Once upon a time, Joe Leary might have looked like the waterway above, but with some native vegetation scattered around. Now, this little stream joins Joe Leary along the north side of an industrial park on the outskirts of the city of Burlington, Washington.
The waterway continues to flow west, past a half dozen dairy farms, stormwater drainage outfalls, and other water conveyance systems.
Next, the two forks join up, the one from the fields with the recent manure applications, and the other from the industrial park. Under a couple of busy roads they go, and into the really big farm fields of the Skagit delta, famous for tulips, potatoes, raspberries, and...cows!
The photo above shows a "V-ditch." The Skagit delta has hundreds of these, because it is very wet in western Washington. In order to start crops early in the season, the fields have to be drained. Lots of sediment can flow from the V-ditches into the Joe Leary, making regular dredging even more important. V-ditching isn't allowed to join up with streams that contain salmon. Joe Leary used to have salmon, but doesn't any more, so nobody cares about the V-ditches.

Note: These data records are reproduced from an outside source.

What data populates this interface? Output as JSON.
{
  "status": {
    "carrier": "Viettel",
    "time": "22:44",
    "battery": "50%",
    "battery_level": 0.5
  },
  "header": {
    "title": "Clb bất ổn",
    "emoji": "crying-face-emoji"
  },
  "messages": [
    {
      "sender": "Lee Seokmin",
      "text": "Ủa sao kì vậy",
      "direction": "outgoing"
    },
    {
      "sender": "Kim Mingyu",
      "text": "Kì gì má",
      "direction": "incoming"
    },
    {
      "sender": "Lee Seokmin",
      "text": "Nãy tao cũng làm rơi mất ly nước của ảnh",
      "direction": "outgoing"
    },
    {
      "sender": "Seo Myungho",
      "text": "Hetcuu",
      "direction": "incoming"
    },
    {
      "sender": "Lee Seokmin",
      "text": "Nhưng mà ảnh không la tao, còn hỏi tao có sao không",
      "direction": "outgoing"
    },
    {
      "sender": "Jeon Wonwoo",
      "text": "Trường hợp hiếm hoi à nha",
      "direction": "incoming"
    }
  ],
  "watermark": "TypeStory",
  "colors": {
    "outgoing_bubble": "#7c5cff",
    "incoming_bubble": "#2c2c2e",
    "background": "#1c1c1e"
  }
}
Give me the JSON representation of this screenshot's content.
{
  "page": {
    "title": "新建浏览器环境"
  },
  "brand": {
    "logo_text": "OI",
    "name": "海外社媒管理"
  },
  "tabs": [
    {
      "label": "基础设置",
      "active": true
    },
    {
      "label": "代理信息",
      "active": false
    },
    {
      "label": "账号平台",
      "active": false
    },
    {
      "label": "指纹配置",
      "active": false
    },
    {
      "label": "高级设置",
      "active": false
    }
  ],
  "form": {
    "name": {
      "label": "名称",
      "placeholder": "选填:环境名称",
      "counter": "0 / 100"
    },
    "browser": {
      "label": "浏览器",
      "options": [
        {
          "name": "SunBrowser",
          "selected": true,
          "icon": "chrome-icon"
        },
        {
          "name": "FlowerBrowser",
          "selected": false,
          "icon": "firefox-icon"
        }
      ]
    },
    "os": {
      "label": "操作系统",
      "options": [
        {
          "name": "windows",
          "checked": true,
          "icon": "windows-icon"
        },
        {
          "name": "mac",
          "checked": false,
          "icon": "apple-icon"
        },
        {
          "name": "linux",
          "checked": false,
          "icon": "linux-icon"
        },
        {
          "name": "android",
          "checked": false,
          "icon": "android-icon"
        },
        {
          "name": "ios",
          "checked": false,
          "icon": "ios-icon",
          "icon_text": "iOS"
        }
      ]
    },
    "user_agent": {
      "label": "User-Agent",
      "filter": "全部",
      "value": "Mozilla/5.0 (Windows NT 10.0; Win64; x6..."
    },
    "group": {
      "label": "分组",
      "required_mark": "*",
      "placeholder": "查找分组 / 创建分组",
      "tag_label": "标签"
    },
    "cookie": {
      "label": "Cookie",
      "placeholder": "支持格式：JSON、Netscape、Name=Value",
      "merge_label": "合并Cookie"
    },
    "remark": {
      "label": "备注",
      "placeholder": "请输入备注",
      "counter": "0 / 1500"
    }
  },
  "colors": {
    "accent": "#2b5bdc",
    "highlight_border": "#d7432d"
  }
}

I was so curious to see Joe Leary that I pursuaded my best friend to go on a canoe trip last month. We spent the day looking at the orange water, and other sights. We saw a few birds, and lots of cows. Evidently the water is orange because it has lots of iron. Sounds good to me. Iron is good for you, right?
These are some of the cows we saw on our trip. Sometimes there were fences along the Joe Leary, and sometimes there weren't. I guess the cows just figure out how to drink the water without falling down the banks.